Florida's amendment, together with the 35 CHIP plans already approved, is expected to provide health insurance coverage for more than two million currently uninsured children within the next three years.

"We are pleased to see Florida greatly expanding the reach of its CHIP program," Secretary Shalala said. "The Clinton Administration and the states are working closely together to give children the health care they need to live longer, healthier lives."

CHIP gives states three options for devising a plan to cover uninsured children: designing a new children's health insurance program; expanding current Medicaid programs; or a combination of both strategies. HHS must approve each state's plan before CHIP funds become available.

Florida families with children enrolled in the MediKids and CMS programs will pay premiums that will range from $5 to $15 per month, but no copayments for medical services will be charged. Other families in the Healthy Kids plan will pay premiums and copayments for some services. Under the CHIP statute, no family can be charged more than five percent of its annual income.

"The Florida amendment is evidence of the success of the CHIP program and that states are eager to meet the needs of this vulnerable population," said Nancy-Ann DeParle, administrator of the Health Care Financing Administration (HCFA), which administers CHIP, Medicaid and Medicare. "It is through efforts like this that we will realize the Administration's goal of providing health insurance to those who need it."

"We're pulling together to help hard-working, low-income parents give their kids the same kind of high quality health care others take for granted," said Claude Earl Fox, M.D., M.P.H., administrator of the Health Resources and Services Administration (HRSA), the agency working with HCFA and states to implement CHIP. "Free or low-cost health insurance is what families need to ensure their kids can grow up strong and healthy."

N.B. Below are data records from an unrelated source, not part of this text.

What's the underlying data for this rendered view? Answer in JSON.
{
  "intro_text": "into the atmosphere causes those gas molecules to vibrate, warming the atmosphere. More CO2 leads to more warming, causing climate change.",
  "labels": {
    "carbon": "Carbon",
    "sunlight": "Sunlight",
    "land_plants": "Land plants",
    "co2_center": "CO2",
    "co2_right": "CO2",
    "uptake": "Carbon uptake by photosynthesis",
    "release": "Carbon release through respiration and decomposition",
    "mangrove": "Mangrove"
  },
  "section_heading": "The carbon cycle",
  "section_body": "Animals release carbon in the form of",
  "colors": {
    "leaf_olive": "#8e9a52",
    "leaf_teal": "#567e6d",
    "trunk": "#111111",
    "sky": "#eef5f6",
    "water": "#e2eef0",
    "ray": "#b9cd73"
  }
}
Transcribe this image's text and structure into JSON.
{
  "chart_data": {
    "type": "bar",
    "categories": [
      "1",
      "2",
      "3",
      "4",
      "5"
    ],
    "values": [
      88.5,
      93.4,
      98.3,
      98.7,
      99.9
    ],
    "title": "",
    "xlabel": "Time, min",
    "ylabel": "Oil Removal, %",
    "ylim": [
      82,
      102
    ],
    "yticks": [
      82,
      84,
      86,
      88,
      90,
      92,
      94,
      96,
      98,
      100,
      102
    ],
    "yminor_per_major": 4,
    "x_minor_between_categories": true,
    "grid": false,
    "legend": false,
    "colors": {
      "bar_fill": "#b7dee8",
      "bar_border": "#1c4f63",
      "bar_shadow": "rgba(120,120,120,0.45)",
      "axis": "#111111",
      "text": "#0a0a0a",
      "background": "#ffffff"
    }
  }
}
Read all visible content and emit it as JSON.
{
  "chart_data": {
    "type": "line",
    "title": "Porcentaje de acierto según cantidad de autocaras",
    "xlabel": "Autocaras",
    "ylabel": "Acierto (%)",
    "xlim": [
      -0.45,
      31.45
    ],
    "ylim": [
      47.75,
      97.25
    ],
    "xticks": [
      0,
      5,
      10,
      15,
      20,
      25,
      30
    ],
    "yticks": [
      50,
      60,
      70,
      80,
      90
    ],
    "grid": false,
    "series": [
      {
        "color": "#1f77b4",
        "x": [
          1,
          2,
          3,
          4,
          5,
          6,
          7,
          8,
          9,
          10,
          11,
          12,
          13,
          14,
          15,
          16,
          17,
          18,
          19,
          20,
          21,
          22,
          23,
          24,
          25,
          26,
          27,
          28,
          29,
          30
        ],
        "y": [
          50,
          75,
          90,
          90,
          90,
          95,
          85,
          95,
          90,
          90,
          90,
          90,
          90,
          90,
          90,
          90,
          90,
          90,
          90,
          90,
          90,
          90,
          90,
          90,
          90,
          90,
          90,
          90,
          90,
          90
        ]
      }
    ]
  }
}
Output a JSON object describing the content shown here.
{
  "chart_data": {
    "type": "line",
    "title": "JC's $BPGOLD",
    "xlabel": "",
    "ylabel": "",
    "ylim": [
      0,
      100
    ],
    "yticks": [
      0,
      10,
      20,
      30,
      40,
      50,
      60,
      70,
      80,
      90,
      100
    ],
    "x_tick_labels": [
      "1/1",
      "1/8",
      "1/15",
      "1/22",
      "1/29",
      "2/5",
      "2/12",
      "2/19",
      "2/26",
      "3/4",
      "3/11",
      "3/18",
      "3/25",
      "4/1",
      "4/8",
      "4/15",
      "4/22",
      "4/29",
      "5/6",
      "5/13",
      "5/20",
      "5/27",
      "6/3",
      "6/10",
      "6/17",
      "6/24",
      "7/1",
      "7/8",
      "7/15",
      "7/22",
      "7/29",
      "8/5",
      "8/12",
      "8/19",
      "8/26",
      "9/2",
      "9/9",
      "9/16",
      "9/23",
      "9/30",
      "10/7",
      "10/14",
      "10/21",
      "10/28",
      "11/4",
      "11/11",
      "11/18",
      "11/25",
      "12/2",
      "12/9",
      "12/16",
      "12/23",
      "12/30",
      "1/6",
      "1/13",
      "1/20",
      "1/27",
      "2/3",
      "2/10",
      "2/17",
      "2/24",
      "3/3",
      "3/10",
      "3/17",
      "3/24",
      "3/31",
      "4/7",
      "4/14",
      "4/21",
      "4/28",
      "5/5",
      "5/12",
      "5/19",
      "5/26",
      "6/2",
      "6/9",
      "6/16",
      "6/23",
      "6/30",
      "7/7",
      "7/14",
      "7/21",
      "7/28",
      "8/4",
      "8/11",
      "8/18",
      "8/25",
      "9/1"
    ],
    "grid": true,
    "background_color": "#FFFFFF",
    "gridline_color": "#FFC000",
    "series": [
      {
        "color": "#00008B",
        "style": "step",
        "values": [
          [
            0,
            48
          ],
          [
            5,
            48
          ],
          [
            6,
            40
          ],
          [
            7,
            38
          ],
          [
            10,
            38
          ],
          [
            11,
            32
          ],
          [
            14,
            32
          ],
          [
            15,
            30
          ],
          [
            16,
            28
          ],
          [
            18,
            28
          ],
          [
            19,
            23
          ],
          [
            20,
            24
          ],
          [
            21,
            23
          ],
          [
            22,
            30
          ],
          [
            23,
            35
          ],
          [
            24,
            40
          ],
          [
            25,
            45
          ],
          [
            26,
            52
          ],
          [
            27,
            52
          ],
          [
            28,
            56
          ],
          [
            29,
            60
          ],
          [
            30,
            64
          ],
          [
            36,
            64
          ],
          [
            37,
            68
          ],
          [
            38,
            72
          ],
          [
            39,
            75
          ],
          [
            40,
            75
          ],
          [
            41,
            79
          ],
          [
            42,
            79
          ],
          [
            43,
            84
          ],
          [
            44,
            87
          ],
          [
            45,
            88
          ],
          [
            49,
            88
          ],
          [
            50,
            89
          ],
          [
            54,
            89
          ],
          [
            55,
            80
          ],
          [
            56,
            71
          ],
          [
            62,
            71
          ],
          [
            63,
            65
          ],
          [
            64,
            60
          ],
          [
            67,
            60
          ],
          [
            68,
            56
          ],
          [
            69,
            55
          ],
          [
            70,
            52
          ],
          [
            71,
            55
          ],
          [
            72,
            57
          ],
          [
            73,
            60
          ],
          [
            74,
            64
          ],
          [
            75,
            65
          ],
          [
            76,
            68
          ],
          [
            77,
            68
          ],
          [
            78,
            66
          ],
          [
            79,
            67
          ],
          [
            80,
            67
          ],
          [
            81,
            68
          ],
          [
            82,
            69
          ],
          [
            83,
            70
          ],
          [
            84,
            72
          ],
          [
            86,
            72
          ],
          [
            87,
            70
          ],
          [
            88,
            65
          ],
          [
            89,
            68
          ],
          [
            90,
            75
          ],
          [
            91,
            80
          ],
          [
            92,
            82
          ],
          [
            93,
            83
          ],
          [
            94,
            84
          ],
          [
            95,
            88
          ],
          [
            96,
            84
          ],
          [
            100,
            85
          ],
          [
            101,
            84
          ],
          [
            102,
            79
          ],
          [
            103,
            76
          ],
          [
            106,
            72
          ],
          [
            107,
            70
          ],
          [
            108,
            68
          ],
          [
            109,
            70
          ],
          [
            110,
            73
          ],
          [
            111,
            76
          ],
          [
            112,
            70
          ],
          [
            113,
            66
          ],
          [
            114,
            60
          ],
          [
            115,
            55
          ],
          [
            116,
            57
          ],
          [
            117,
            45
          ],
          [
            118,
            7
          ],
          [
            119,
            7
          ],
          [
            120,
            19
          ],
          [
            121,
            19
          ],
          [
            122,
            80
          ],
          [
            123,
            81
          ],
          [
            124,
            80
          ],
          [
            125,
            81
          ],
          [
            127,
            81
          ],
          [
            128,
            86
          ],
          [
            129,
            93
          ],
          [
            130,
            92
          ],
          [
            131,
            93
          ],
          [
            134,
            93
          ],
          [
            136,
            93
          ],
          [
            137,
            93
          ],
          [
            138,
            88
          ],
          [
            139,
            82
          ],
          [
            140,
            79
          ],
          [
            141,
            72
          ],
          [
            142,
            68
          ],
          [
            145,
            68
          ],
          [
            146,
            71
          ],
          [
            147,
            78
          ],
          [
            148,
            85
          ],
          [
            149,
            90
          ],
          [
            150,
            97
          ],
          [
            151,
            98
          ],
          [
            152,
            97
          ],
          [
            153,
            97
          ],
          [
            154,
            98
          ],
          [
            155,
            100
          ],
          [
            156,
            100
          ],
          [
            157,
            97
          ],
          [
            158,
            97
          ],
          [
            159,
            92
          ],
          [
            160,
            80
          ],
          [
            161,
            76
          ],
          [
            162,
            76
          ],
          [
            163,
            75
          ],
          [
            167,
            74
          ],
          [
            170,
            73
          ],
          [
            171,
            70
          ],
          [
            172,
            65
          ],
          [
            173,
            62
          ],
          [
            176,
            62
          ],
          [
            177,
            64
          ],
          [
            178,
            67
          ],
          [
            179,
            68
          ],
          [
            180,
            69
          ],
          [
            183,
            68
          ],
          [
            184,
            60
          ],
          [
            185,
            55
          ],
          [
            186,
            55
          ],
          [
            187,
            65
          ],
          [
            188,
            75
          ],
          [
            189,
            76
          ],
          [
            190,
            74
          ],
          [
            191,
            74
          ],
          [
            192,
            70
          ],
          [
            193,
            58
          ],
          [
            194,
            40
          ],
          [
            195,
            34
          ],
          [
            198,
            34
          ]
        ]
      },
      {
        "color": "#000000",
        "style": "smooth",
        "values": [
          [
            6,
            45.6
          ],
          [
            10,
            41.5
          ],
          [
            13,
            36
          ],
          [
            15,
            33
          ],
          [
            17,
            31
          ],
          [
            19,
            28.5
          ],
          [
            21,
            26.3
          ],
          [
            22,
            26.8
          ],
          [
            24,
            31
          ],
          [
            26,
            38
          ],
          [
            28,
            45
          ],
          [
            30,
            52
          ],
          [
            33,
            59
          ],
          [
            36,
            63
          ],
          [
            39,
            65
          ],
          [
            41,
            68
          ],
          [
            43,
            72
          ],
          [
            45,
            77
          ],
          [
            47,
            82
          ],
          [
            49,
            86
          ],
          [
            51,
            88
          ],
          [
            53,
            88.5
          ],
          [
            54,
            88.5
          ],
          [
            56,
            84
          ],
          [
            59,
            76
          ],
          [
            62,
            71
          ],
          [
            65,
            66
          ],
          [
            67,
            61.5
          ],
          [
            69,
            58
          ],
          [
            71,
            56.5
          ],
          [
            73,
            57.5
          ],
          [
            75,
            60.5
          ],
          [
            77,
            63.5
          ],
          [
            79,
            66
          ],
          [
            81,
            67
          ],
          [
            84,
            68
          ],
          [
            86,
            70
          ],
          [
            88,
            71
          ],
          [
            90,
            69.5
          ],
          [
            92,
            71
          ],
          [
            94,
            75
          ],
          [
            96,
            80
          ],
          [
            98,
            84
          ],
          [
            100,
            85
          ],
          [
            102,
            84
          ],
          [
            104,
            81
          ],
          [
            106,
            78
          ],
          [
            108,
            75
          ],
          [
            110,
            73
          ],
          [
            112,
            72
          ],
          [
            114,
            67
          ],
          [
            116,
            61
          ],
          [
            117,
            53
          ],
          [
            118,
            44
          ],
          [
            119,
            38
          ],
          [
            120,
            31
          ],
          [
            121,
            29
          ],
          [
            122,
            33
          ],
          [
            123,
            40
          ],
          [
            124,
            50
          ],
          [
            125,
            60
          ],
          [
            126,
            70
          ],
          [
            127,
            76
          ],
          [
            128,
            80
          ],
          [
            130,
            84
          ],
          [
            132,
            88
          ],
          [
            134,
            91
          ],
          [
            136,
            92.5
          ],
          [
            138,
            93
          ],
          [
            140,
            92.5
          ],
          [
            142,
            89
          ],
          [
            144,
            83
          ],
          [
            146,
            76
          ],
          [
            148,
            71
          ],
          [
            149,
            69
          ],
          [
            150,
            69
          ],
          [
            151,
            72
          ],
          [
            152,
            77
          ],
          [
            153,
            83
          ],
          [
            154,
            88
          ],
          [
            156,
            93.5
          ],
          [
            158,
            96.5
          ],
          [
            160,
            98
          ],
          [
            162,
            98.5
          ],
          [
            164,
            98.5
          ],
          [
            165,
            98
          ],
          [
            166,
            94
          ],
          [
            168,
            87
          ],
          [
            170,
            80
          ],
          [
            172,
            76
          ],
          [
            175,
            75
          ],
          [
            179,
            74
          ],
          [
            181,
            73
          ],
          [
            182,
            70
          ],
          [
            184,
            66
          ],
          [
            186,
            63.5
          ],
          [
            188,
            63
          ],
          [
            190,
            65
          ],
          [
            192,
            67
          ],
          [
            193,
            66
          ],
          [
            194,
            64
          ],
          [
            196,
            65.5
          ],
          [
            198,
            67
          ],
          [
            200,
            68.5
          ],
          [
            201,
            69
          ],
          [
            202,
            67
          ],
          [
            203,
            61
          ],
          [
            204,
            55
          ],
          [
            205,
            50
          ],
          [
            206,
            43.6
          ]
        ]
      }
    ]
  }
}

For the first year of the program, allotments totaling $4.3 billion are available to states whose plans are approved by HHS by Sept. 30, 1999. In addition to the 35 plans which have been approved -- Alabama, Colorado, South Carolina, Florida, Ohio, California, Illinois, New York, Michigan, Missouri, New Jersey, Connecticut, Rhode Island, Oklahoma, Pennsylvania, Massachusetts, Wisconsin, Oregon, Texas, Idaho, Puerto Rico, Indiana, Utah, North Carolina, Minnesota, Maryland, Arkansas, Nebraska, Maine, Nevada, South Dakota, Iowa, Kansas, Delaware and Georgia -- these states have submitted plans: Tennessee, Montana, the District of Columbia, New Mexico, New Hampshire, Kentucky, Virginia, West Virginia, the Virgin Islands, North Dakota, Arizona, Mississippi, Louisiana, and Alaska.